In the beginning, this site had a humble home page with some links to GitHub projects. A blog requires much more infrastructure for me to use it effectively. For one, it’d be great if I could just write my posts in Markdown and have them formatted by my project automatically. Having a look at the options available, the first that stuck out was GitHub’s Jekyll (opens in a new tab) . It looked nice and had great integration with GitHub Pages, which is at the time of writing what I’m hosting with. However, it just felt too rigid and inflexible. I needed something modern that I felt I could get my hands dirty with.

Enter Astro.

Why Astro

In the grand scheme of things, the Astro framework (opens in a new tab) is pretty new at just 5 years old. That hasn’t prevented it from gaining popularity rapidly. It holds performance as a key design principle, anything that can be static will render statically. By default, it ships absolutely no JS to the browser, which felt perfect for my use case. I have no need for advertising or heavy tracking scripts weighing down my site. All I need is a place to write.

Learning how to work with Astro was completely painless. I created a new GitHub repository and followed along with their very high-quality documentation to create a blog of my own. At the very end of it, I’d created a nice neat blog that loaded instantly and was easy to write for.

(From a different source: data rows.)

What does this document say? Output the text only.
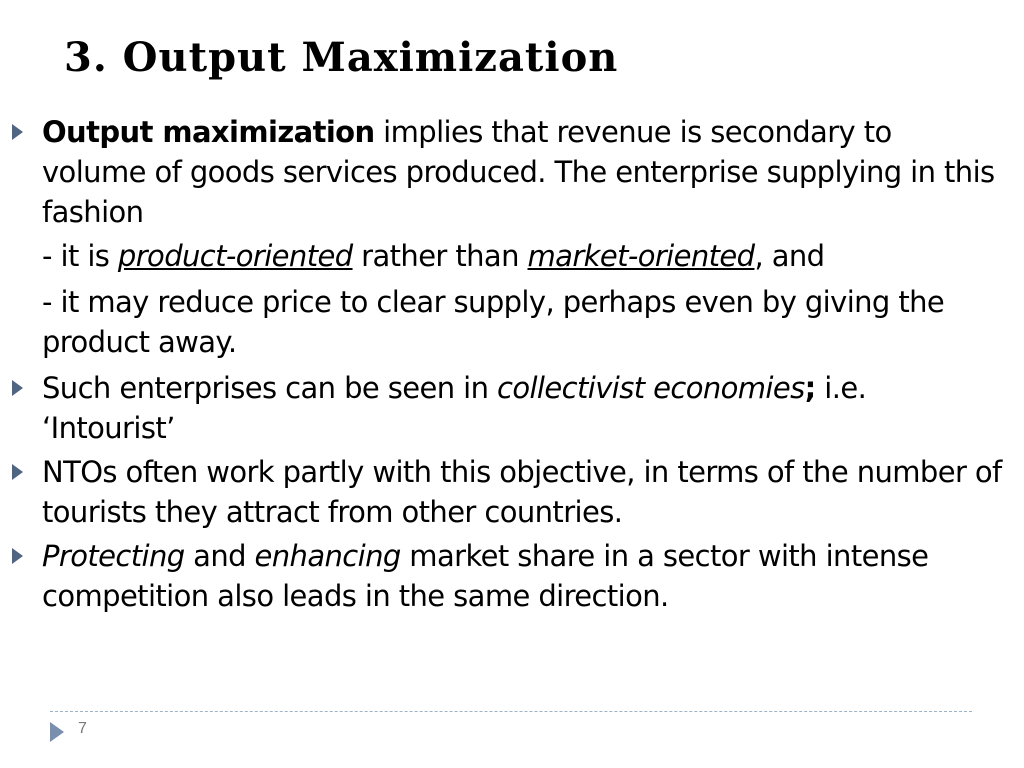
3. Output Maximization
Output maximization implies that revenue is secondary to volume of goods services produced. The enterprise supplying in this fashion
- it is product-oriented rather than market-oriented, and
- it may reduce price to clear supply, perhaps even by giving the product away.
Such enterprises can be seen in collectivist economies; i.e. ‘Intourist’
NTOs often work partly with this objective, in terms of the number of tourists they attract from other countries.
Protecting and enhancing market share in a sector with intense competition also leads in the same direction.
7
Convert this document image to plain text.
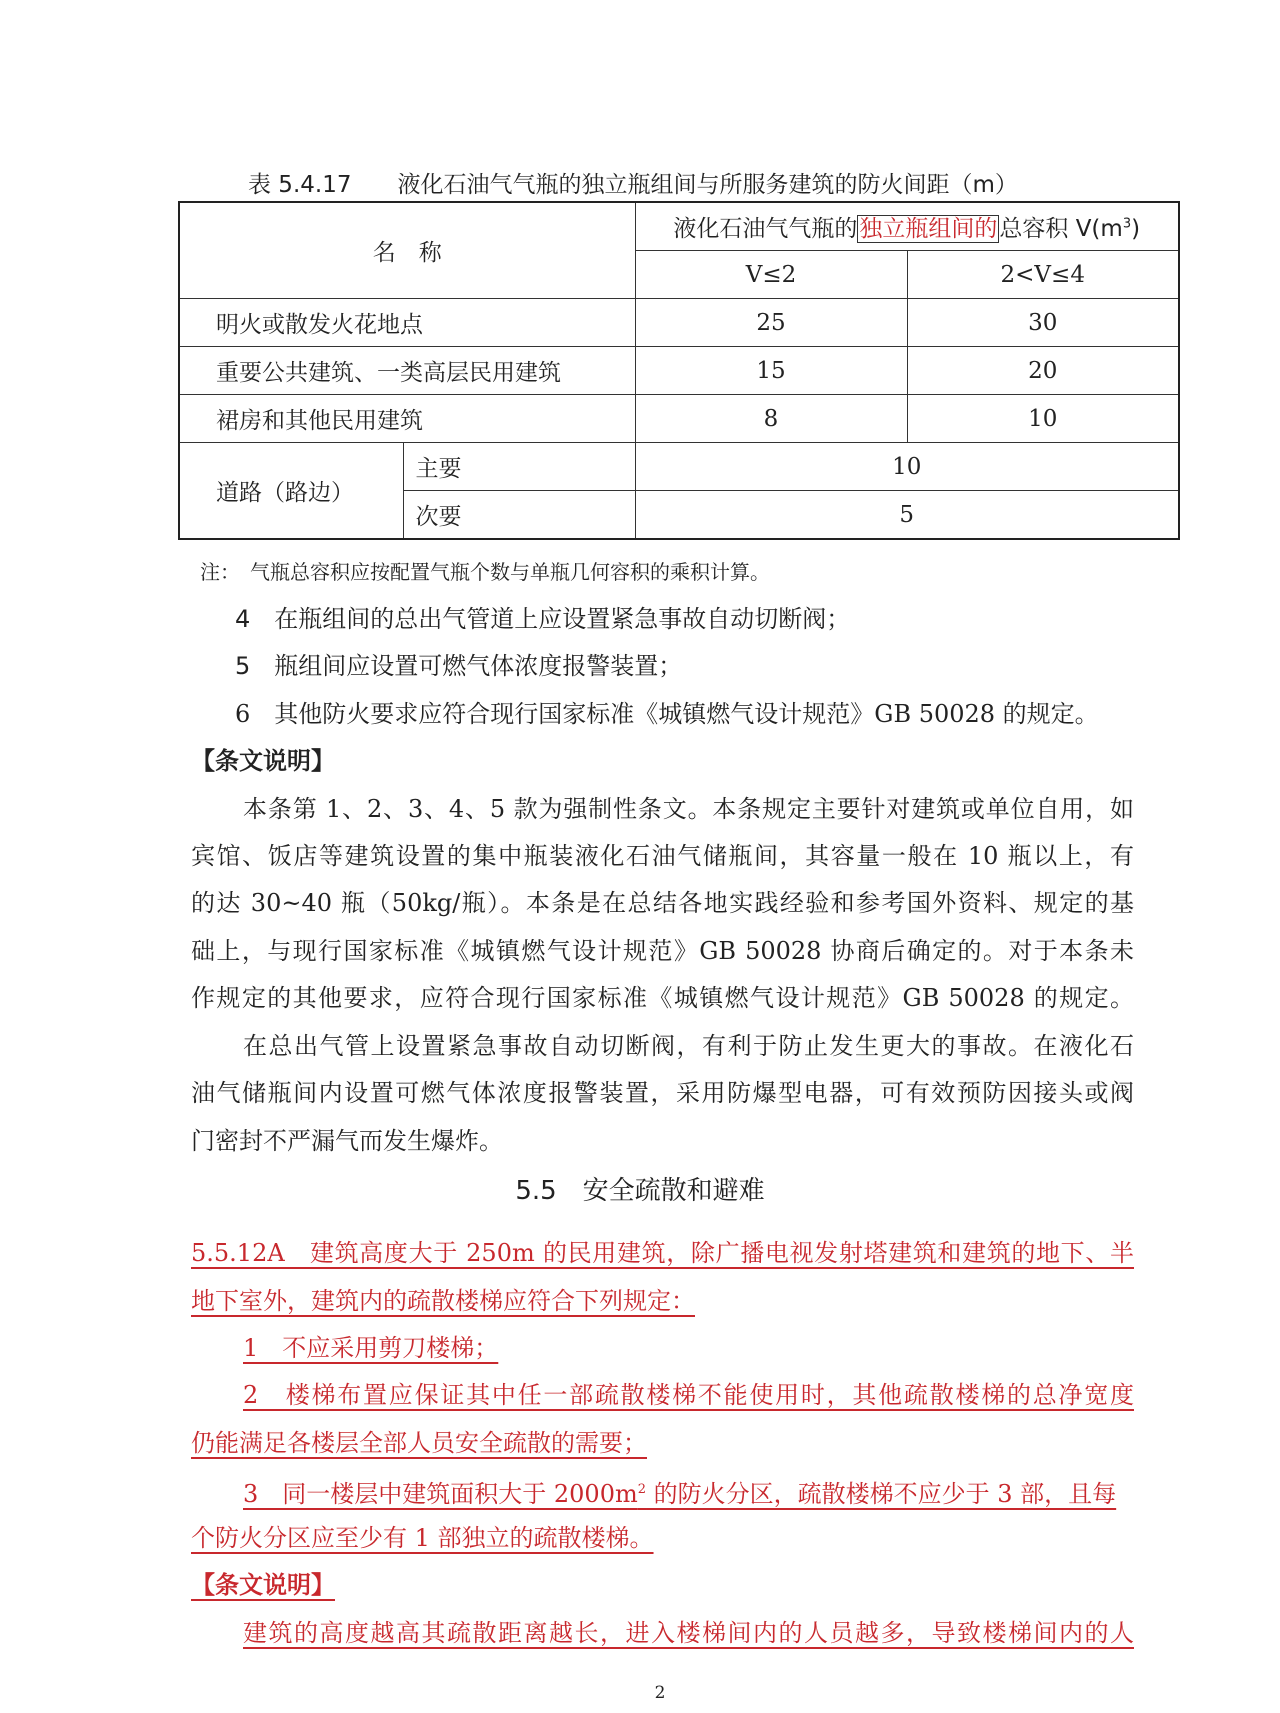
表 5.4.17　　液化石油气气瓶的独立瓶组间与所服务建筑的防火间距（m）
名　称		液化石油气气瓶的独立瓶组间的总容积 $V(m^3)$	
		V≤2	2<V≤4
明火或散发火花地点		25	30
重要公共建筑、一类高层民用建筑		15	20
裙房和其他民用建筑		8	10
道路（路边）	主要	10	
	次要	5	
注：　气瓶总容积应按配置气瓶个数与单瓶几何容积的乘积计算。
4　在瓶组间的总出气管道上应设置紧急事故自动切断阀；
5　瓶组间应设置可燃气体浓度报警装置；
6　其他防火要求应符合现行国家标准《城镇燃气设计规范》GB 50028 的规定。
【条文说明】
本条第 1、2、3、4、5 款为强制性条文。本条规定主要针对建筑或单位自用，如
宾馆、饭店等建筑设置的集中瓶装液化石油气储瓶间，其容量一般在 10 瓶以上，有
的达 30~40 瓶（50kg/瓶）。本条是在总结各地实践经验和参考国外资料、规定的基
础上，与现行国家标准《城镇燃气设计规范》GB 50028 协商后确定的。对于本条未
作规定的其他要求，应符合现行国家标准《城镇燃气设计规范》GB 50028 的规定。
在总出气管上设置紧急事故自动切断阀，有利于防止发生更大的事故。在液化石
油气储瓶间内设置可燃气体浓度报警装置，采用防爆型电器，可有效预防因接头或阀
门密封不严漏气而发生爆炸。
5.5　安全疏散和避难
5.5.12A　建筑高度大于 250m 的民用建筑，除广播电视发射塔建筑和建筑的地下、半
地下室外，建筑内的疏散楼梯应符合下列规定：
1　不应采用剪刀楼梯；
2　楼梯布置应保证其中任一部疏散楼梯不能使用时，其他疏散楼梯的总净宽度
仍能满足各楼层全部人员安全疏散的需要；
3　同一楼层中建筑面积大于 $2000m^2$ 的防火分区，疏散楼梯不应少于 3 部，且每
个防火分区应至少有 1 部独立的疏散楼梯。
【条文说明】
建筑的高度越高其疏散距离越长，进入楼梯间内的人员越多，导致楼梯间内的人
2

I wasn’t satisfied by using the tutorial’s blog for my site, though, as it felt too cookie cutter, and so I started again now with confidence in the framework.

The Design Decisions

There were some definite design decisions I knew I wanted from the get-go. First-class light mode and dark mode support were a must. Plenty of blogs offered just one or the other, and after a bit of digging, it didn’t seem hard to technically implement at all.

Another key principle was mobile-first design. Many of my previous projects started with the key assumption that the reader will be on a laptop or desktop, but that often isn’t the case. Mobile devices account for approximately two-thirds of global internet traffic, with the remaining third coming from desktops. I wanted this site to stand the test of time until I inevitably rebuild it again, so it’s only natural I designed it with mobile devices in mind.

My final decision I knew I wanted was to have excellent performance scores, one of the very reasons that I chose Astro for the job. Components are almost a certainty in modern web design to ensure consistency across pages, but I needed to write components used at compile time, rather than at run time.

Actually Programming the Site

After creating an experimental fork of my main repository and wiping the directory, I initialised a new blank Astro project with pnpm create astro@latest and scaffolded the directory structure I’d need.

public // Assets such as robots.txt and favicons.
src
  assets // Any assets displayed in the actual site.
  components // Reusable components representing sections of UI.
  content // Markdown files representing the blog.
  layouts // The base layout each page uses.
  pages // The actual pages rendered, combining all parts together.

Development went very smoothly over two days and 15 full hours, with only some minor hiccups along the way.

Google’s PageSpeed Insights flagged my planned accent colour International Orange #FF4F00 as having insufficient contrast in light mode, so I had to split to separate accents for light and dark mode. By using global CSS variables that change depending on the theme, implementing this change was painless.

I also encountered some CLS issues surrounding my choice of font. I personally love the look of the Inter font (opens in a new tab) and included it in my project. However, although 300 KiB may not sound like a lot, on a slow connection it’s a noticeable delay. After some research I discovered the fontTools library (opens in a new tab) and managed to shrink down the Inter font to 70 KiB by subsetting the font to only include the character sets I need.

The Conclusion

Astro has been a pleasure to work with, and I can easily see myself using it in future projects now I’ve adjusted to it.

A screenshot of a perfect Google PageSpeed score

A perfect score (opens in a new tab) has got to be one of the most satisfying feelings after doing a site redesign.